No dia 14/09, a plenária “Philanthropic Leadership for a Rapidly Changing World: A Generational Perspective” (“Liderança filantrópica para um mundo em rápida mudança: uma perspectiva geracional”, em português) reuniu duas gerações de lideranças do setor para discutir como a filantropia familiar pode dialogar com as mudanças do século 21 a partir da atuação intergeracional.

“O GIFE está participando pela primeira vez de um seminário do National Center for Family Philanthropy, uma organização muito similar ao GIFE, mas focada somente no investimento social familiar. Viemos com a expectativa de aprender em um país que tem esse perfil da filantropia super desenvolvido e entender como podemos contribuir para fomentar esse setor no Brasil, porque entendemos que existe um enorme potencial. As fundações familiares têm um papel muito importante aqui porque elas são muitas e estão presentes em todo o país”, observa Erika Sanchez Saez, gerente de programas do GIFE.

Quatro lideranças brasileiras do campo do investimento social privado estiveram presentes no evento: Beatriz Johannpeter, ex-presidente do Conselho de Governança do GIFE e ex-vice presidente do Instituto Gerdau; Flávia Feliz, coordenadora acadêmica do Instituto Legado; Paula Galeano, superintendente da Fundação Tide Setubal; e Inês Mindlin Lafer, diretora do Instituto Betty e Jacob Lafer.

Panorama da filantropia familiar nos EUA e no Brasil

O cenário americano de fundações familiares é muito vasto. Estudos recentes ajudam a traçar um paralelo entre o panorama americano e o brasileiro sobre o campo.

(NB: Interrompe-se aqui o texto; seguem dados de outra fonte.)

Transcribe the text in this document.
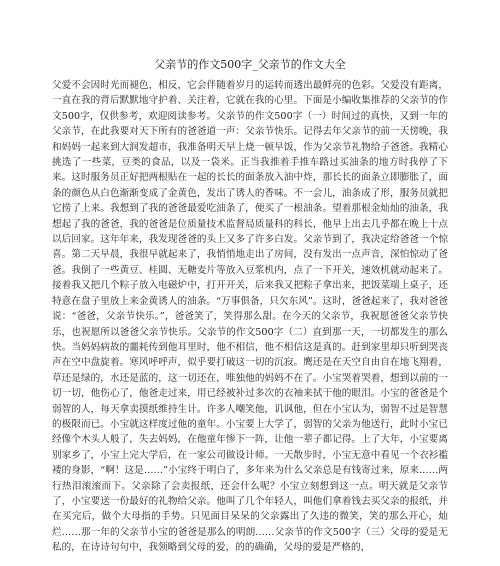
父亲节的作文500字_父亲节的作文大全

父爱不会因时光而褪色，相反，它会伴随着岁月的运转而透出最鲜亮的色彩。父爱没有距离，一直在我的背后默默地守护着、关注着，它就在我的心里。下面是小编收集推荐的父亲节的作文500字，仅供参考，欢迎阅读参考。父亲节的作文500字（一）时间过的真快，又到一年的父亲节，在此我要对天下所有的爸爸道一声：父亲节快乐。记得去年父亲节的前一天傍晚，我和妈妈一起来到大润发超市，我准备明天早上烧一顿早饭，作为父亲节礼物给子爸爸。我精心挑选了一些菜，豆类的食品，以及一袋米。正当我推着手推车路过买油条的地方时我停了下来。这时服务员正好把两根贴在一起的长长的面条放入油中炸，那长长的面条立即膨胀了，面条的颜色从白色渐渐变成了金黄色，发出了诱人的香味。不一会儿，油条成了形，服务员就把它捞了上来。我想到了我的爸爸最爱吃油条了，便买了一根油条。望着那根金灿灿的油条，我想起了我的爸爸，我的爸爸是位质量技术监督局质量科的科长，他早上出去几乎都在晚上十点以后回家。这年年来，我发现爸爸的头上又多了许多白发。父亲节到了，我决定给爸爸一个惊喜。第二天早晨，我很早就起来了，我悄悄地走出了房间，没有发出一点声音，深怕惊动了爸爸。我倒了一些黄豆、桂圆、无糖麦片等放入豆浆机内，点了一下开关，速效机就动起来了。接着我又把几个粽子放入电磁炉中，打开开关，后来我又把粽子拿出来，把饭菜端上桌子，还特意在盘子里放上来金黄诱人的油条。“万事俱备，只欠东风”。这时，爸爸起来了，我对爸爸说：“爸爸，父亲节快乐。”，爸爸笑了，笑得那么甜。在今天的父亲节，我祝愿爸爸父亲节快乐，也祝愿所以爸爸父亲节快乐。父亲节的作文500字（二）直到那一天，一切都发生的那么快。当妈妈病故的噩耗传到他耳里时，他不相信，他不相信这是真的。赶到家里却只听到哭丧声在空中盘旋着。寒风呼呼声，似乎要打破这一切的沉寂。鹰还是在天空自由自在地飞翔着，草还是绿的，水还是蓝的，这一切还在，唯独他的妈妈不在了。小宝哭着哭着，想到以前的一切一切，他伤心了，他爸走过来，用已经被补过多次的衣袖来拭干他的眼泪。小宝的爸爸是个弱智的人，每天拿卖摸纸维持生计。许多人嘲笑他，讥讽他，但在小宝认为，弱智不过是智慧的极限而已。小宝就这样度过他的童年。小宝要上大学了，弱智的父亲为他送行，此时小宝已经像个木头人般了，失去妈妈，在他童年惨下一阵，让他一辈子都记得。上了大年，小宝要离别家乡了，小宝上完大学后，在一家公司做设计师。一天散步时，小宝无意中看见一个衣衫褴褛的身影，“啊！这是……”小宝终于明白了，多年来为什么父亲总是有钱寄过来，原来……两行热泪滚滚而下。父亲除了会卖报纸，还会什么呢？小宝立刻想到这一点。明天就是父亲节了，小宝要送一份最好的礼物给父亲。他叫了几个年轻人，叫他们拿着钱去买父亲的报纸，并在买完后，做个大母指的手势。只见面目呆呆的父亲露出了久违的微笑，笑的那么开心，灿烂……那一年的父亲节小宝的爸爸是那么的明朗……父亲节的作文500字（三）父母的爱是无私的，在诗诗句句中，我领略到父母的爱，的的确确，父母的爱是严格的，
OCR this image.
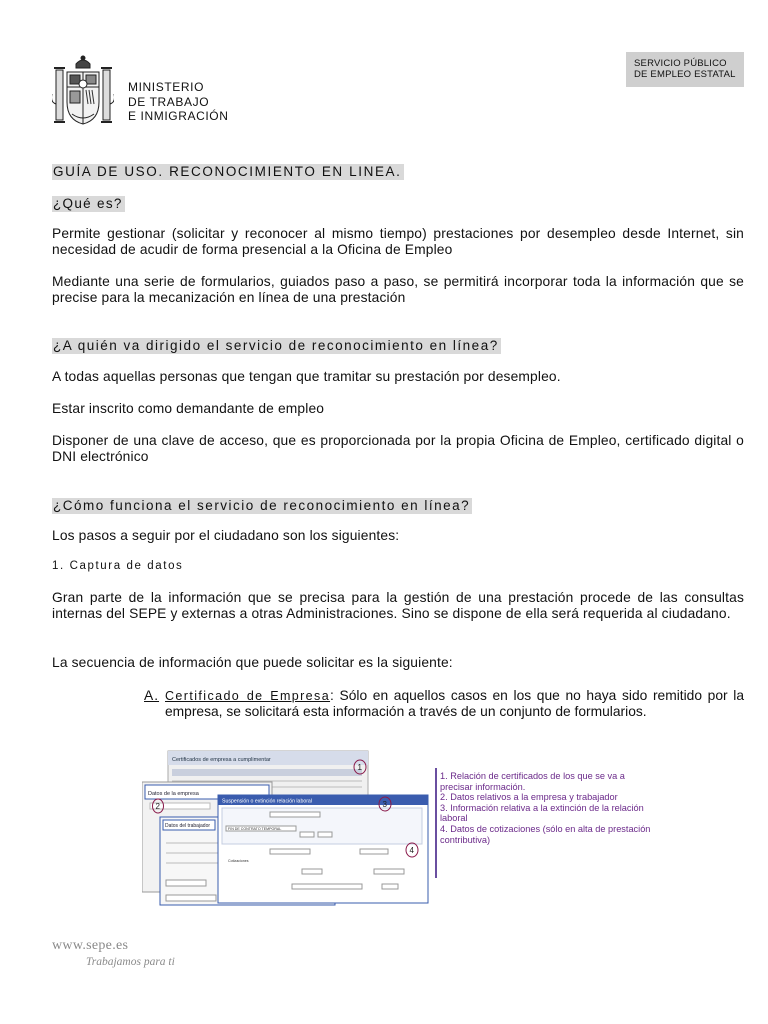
MINISTERIO
DE TRABAJO
E INMIGRACIÓN
SERVICIO PÚBLICO
DE EMPLEO ESTATAL
GUÍA DE USO. RECONOCIMIENTO EN LINEA.
¿Qué es?
Permite gestionar (solicitar y reconocer al mismo tiempo) prestaciones por desempleo desde Internet, sin necesidad de acudir de forma presencial a la Oficina de Empleo
Mediante una serie de formularios, guiados paso a paso, se permitirá incorporar toda la información que se precise para la mecanización en línea de una prestación
¿A quién va dirigido el servicio de reconocimiento en línea?
A todas aquellas personas que tengan que tramitar su prestación por desempleo.
Estar inscrito como demandante de empleo
Disponer de una clave de acceso, que es proporcionada por la propia Oficina de Empleo, certificado digital o DNI electrónico
¿Cómo funciona el servicio de reconocimiento en línea?
Los pasos a seguir por el ciudadano son los siguientes:
1. Captura de datos
Gran parte de la información que se precisa para la gestión de una prestación procede de las consultas internas del SEPE y externas a otras Administraciones. Sino se dispone de ella será requerida al ciudadano.
La secuencia de información que puede solicitar es la siguiente:
A. Certificado de Empresa: Sólo en aquellos casos en los que no haya sido remitido por la empresa, se solicitará esta información a través de un conjunto de formularios.
Certificados de empresa a cumplimentar
1
Datos de la empresa
2
Datos del trabajador
Suspensión o extinción relación laboral
FIN DE CONTRATO TEMPORAL
Cotizaciones
3
4
1. Relación de certificados de los que se va a precisar información.
2. Datos relativos a la empresa y trabajador
3. Información relativa a la extinción de la relación laboral
4. Datos de cotizaciones (sólo en alta de prestación contributiva)
www.sepe.es
Trabajamos para ti
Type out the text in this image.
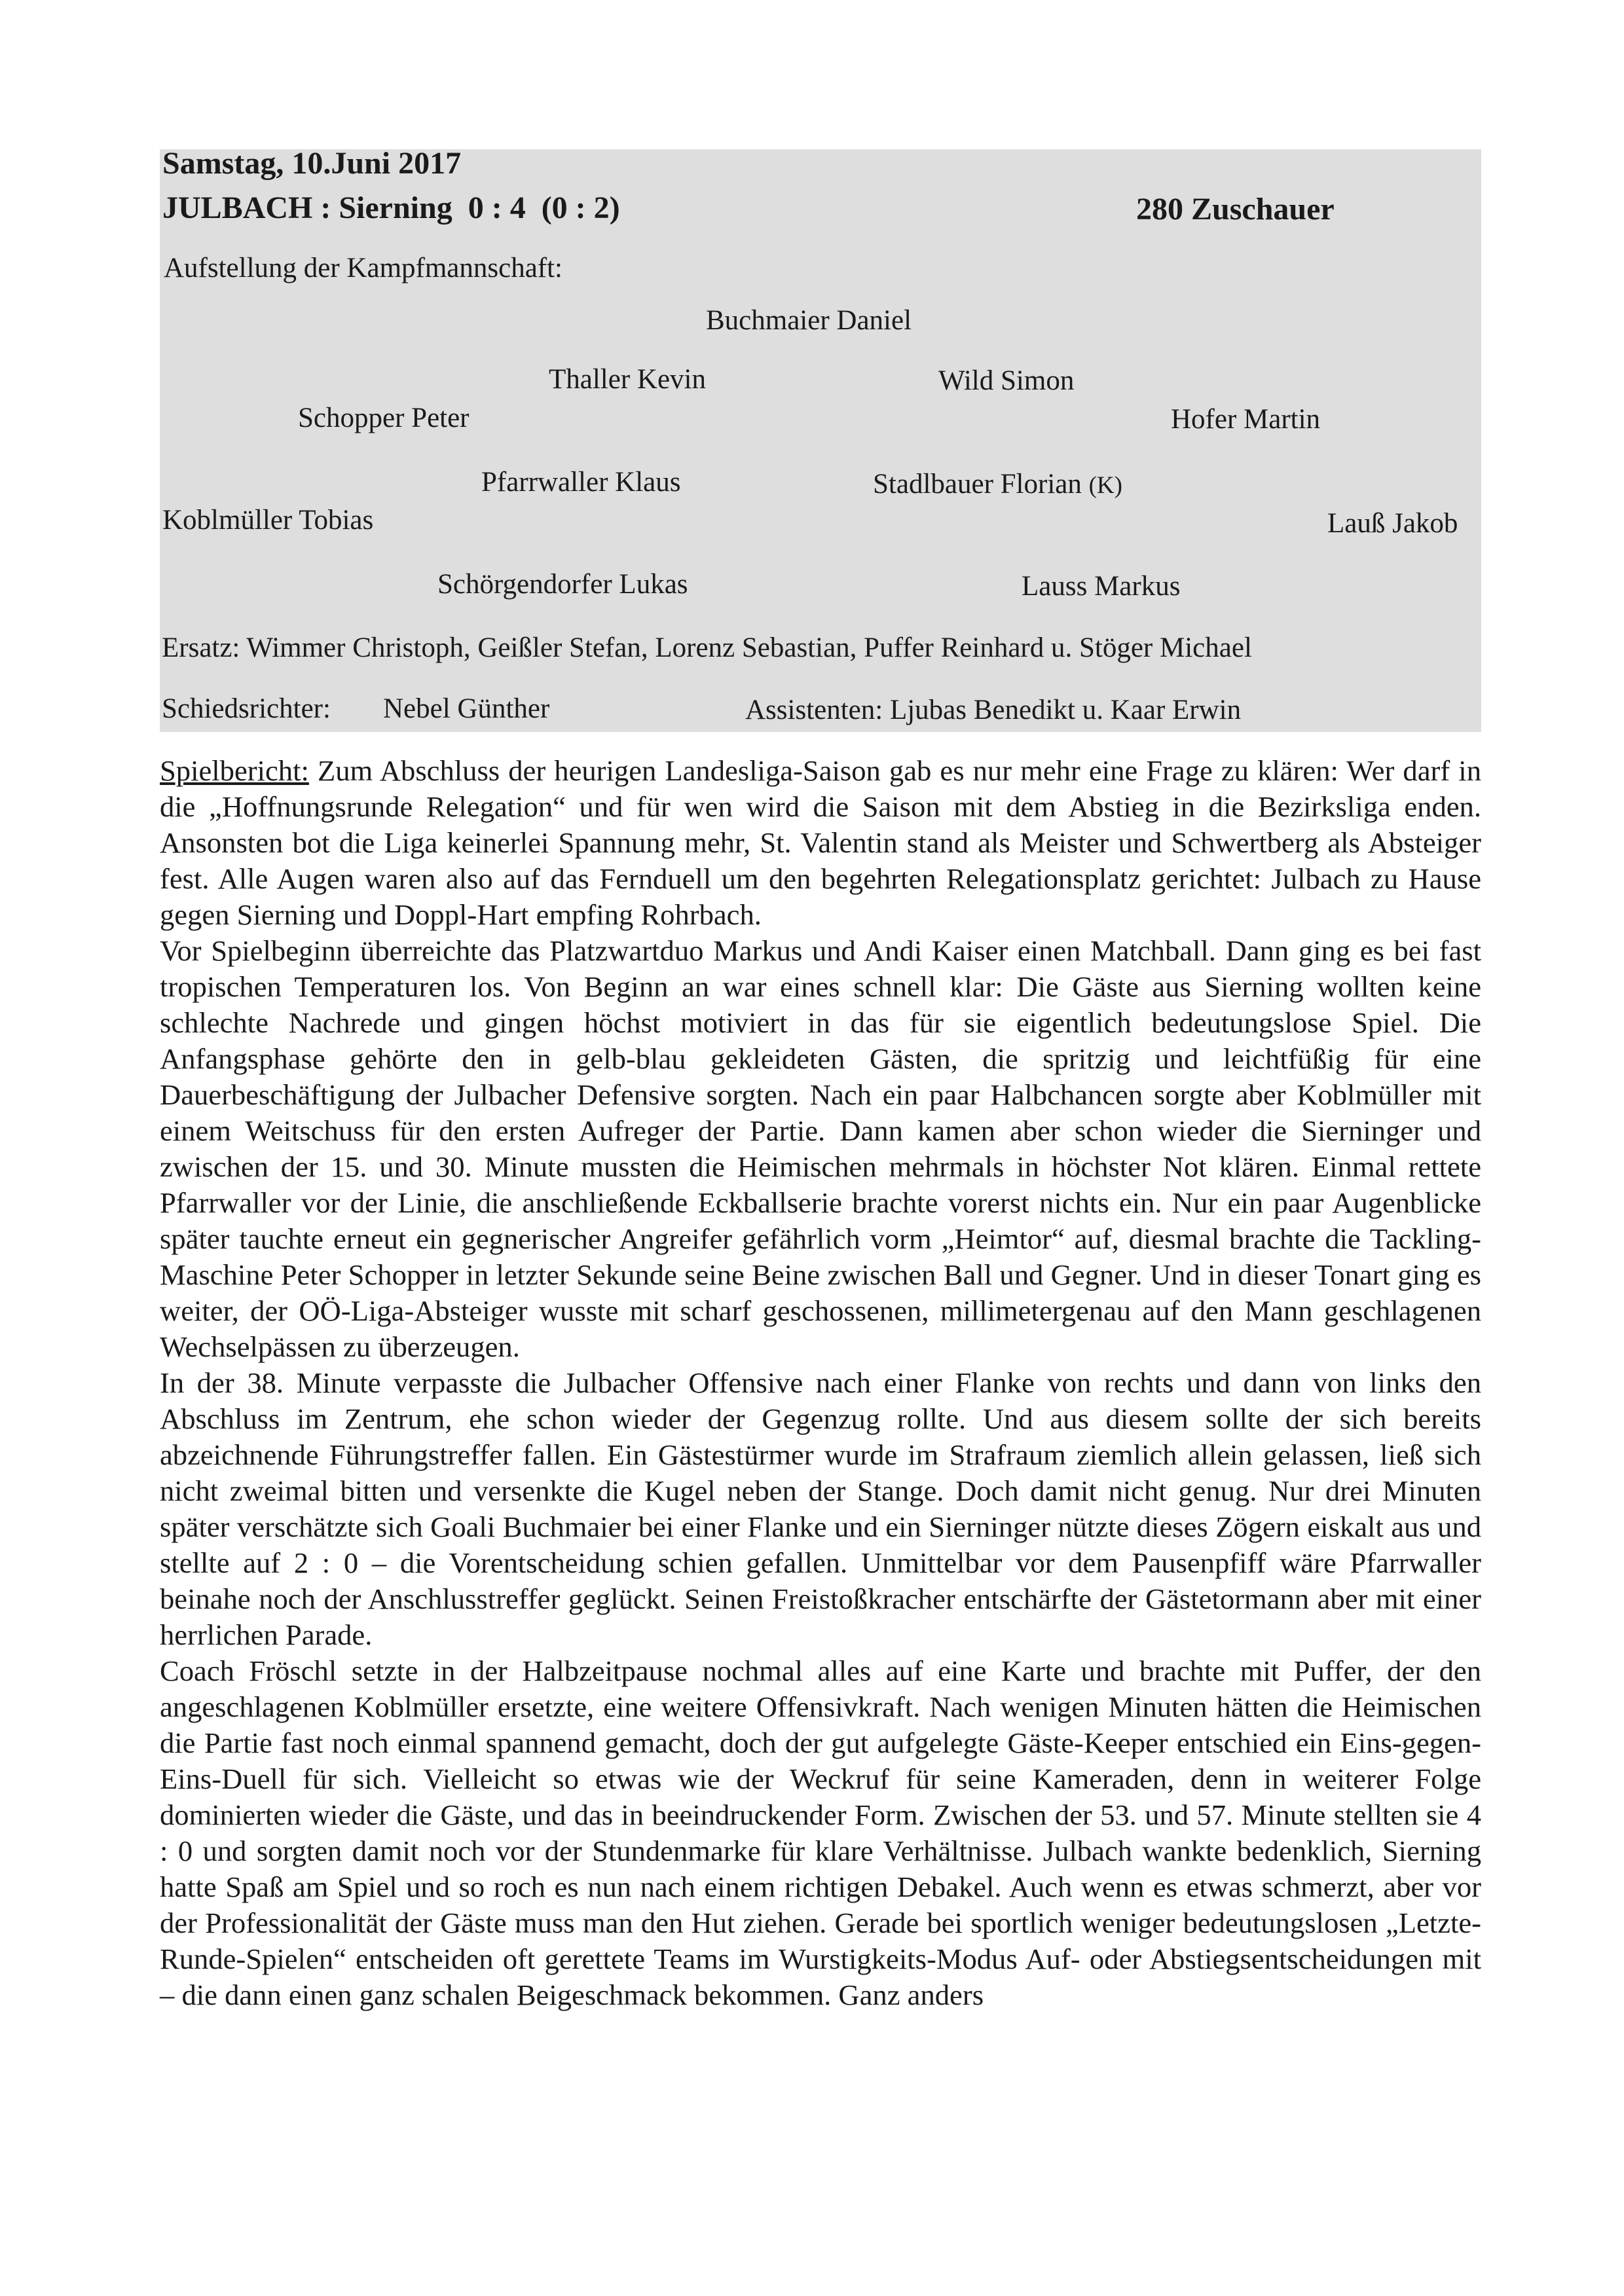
Samstag, 10.Juni 2017
JULBACH : Sierning  0 : 4  (0 : 2)	280 Zuschauer
Aufstellung der Kampfmannschaft:
Buchmaier Daniel
Thaller Kevin	Wild Simon
Schopper Peter	Hofer Martin
Pfarrwaller Klaus	Stadlbauer Florian (K)
Koblmüller Tobias	Lauß Jakob
Schörgendorfer Lukas	Lauss Markus
Ersatz: Wimmer Christoph, Geißler Stefan, Lorenz Sebastian, Puffer Reinhard u. Stöger Michael
Schiedsrichter: Nebel Günther	Assistenten: Ljubas Benedikt u. Kaar Erwin

Spielbericht: Zum Abschluss der heurigen Landesliga-Saison gab es nur mehr eine Frage zu klären: Wer darf in die „Hoffnungsrunde Relegation“ und für wen wird die Saison mit dem Abstieg in die Bezirksliga enden. Ansonsten bot die Liga keinerlei Spannung mehr, St. Valentin stand als Meister und Schwertberg als Absteiger fest. Alle Augen waren also auf das Fernduell um den begehrten Relegationsplatz gerichtet: Julbach zu Hause gegen Sierning und Doppl-Hart empfing Rohrbach.

Vor Spielbeginn überreichte das Platzwartduo Markus und Andi Kaiser einen Matchball. Dann ging es bei fast tropischen Temperaturen los. Von Beginn an war eines schnell klar: Die Gäste aus Sierning wollten keine schlechte Nachrede und gingen höchst motiviert in das für sie eigentlich bedeutungslose Spiel. Die Anfangsphase gehörte den in gelb-blau gekleideten Gästen, die spritzig und leichtfüßig für eine Dauerbeschäftigung der Julbacher Defensive sorgten. Nach ein paar Halbchancen sorgte aber Koblmüller mit einem Weitschuss für den ersten Aufreger der Partie. Dann kamen aber schon wieder die Sierninger und zwischen der 15. und 30. Minute mussten die Heimischen mehrmals in höchster Not klären. Einmal rettete Pfarrwaller vor der Linie, die anschließende Eckballserie brachte vorerst nichts ein. Nur ein paar Augenblicke später tauchte erneut ein gegnerischer Angreifer gefährlich vorm „Heimtor“ auf, diesmal brachte die Tackling-Maschine Peter Schopper in letzter Sekunde seine Beine zwischen Ball und Gegner. Und in dieser Tonart ging es weiter, der OÖ-Liga-Absteiger wusste mit scharf geschossenen, millimetergenau auf den Mann geschlagenen Wechselpässen zu überzeugen.

In der 38. Minute verpasste die Julbacher Offensive nach einer Flanke von rechts und dann von links den Abschluss im Zentrum, ehe schon wieder der Gegenzug rollte. Und aus diesem sollte der sich bereits abzeichnende Führungstreffer fallen. Ein Gästestürmer wurde im Strafraum ziemlich allein gelassen, ließ sich nicht zweimal bitten und versenkte die Kugel neben der Stange. Doch damit nicht genug. Nur drei Minuten später verschätzte sich Goali Buchmaier bei einer Flanke und ein Sierninger nützte dieses Zögern eiskalt aus und stellte auf 2 : 0 – die Vorentscheidung schien gefallen. Unmittelbar vor dem Pausenpfiff wäre Pfarrwaller beinahe noch der Anschlusstreffer geglückt. Seinen Freistoßkracher entschärfte der Gästetormann aber mit einer herrlichen Parade.

Coach Fröschl setzte in der Halbzeitpause nochmal alles auf eine Karte und brachte mit Puffer, der den angeschlagenen Koblmüller ersetzte, eine weitere Offensivkraft. Nach wenigen Minuten hätten die Heimischen die Partie fast noch einmal spannend gemacht, doch der gut aufgelegte Gäste-Keeper entschied ein Eins-gegen-Eins-Duell für sich. Vielleicht so etwas wie der Weckruf für seine Kameraden, denn in weiterer Folge dominierten wieder die Gäste, und das in beeindruckender Form. Zwischen der 53. und 57. Minute stellten sie 4 : 0 und sorgten damit noch vor der Stundenmarke für klare Verhältnisse. Julbach wankte bedenklich, Sierning hatte Spaß am Spiel und so roch es nun nach einem richtigen Debakel. Auch wenn es etwas schmerzt, aber vor der Professionalität der Gäste muss man den Hut ziehen. Gerade bei sportlich weniger bedeutungslosen „Letzte-Runde-Spielen“ entscheiden oft gerettete Teams im Wurstigkeits-Modus Auf- oder Abstiegsentscheidungen mit – die dann einen ganz schalen Beigeschmack bekommen. Ganz anders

Pesquisa realizada pelo NCFP sobre tendências das fundações familiares americanas com a participação de 341 instituições apontou um amplo crescimento das fundações nos últimos anos, passando de 29 mil organizações em 2002 – e um total doado de 12 bilhões de dólares – para 42 mil fundações familiares em 2013, com 23,9 bilhões de dólares doados.

O estudo mostra que 70% dessas fundações foram criadas depois de 1990. Destas, 70% têm ativos inferiores a 10 milhões de dólares e apenas 3% têm ativos superiores a 200 milhões de dólares.

Dados do “Censo GIFE” e da pesquisa “Retratos do investimento social familiar no Brasil” fornecem um panorama brasileiro sobre o setor. O grupo de fundações e institutos familiares é bastante heterogêneo e está em amplo processo de crescimento na rede GIFE. O número saltou de oito, em 2008, para 22, atualmente. Do total de 2,9 bilhões de reais investidos pelos associados em 2016, 334 milhões são de fundações familiares.

Assim como nos EUA, as organizações são novas: 47% delas foram institucionalizadas entre 2001 e 2010.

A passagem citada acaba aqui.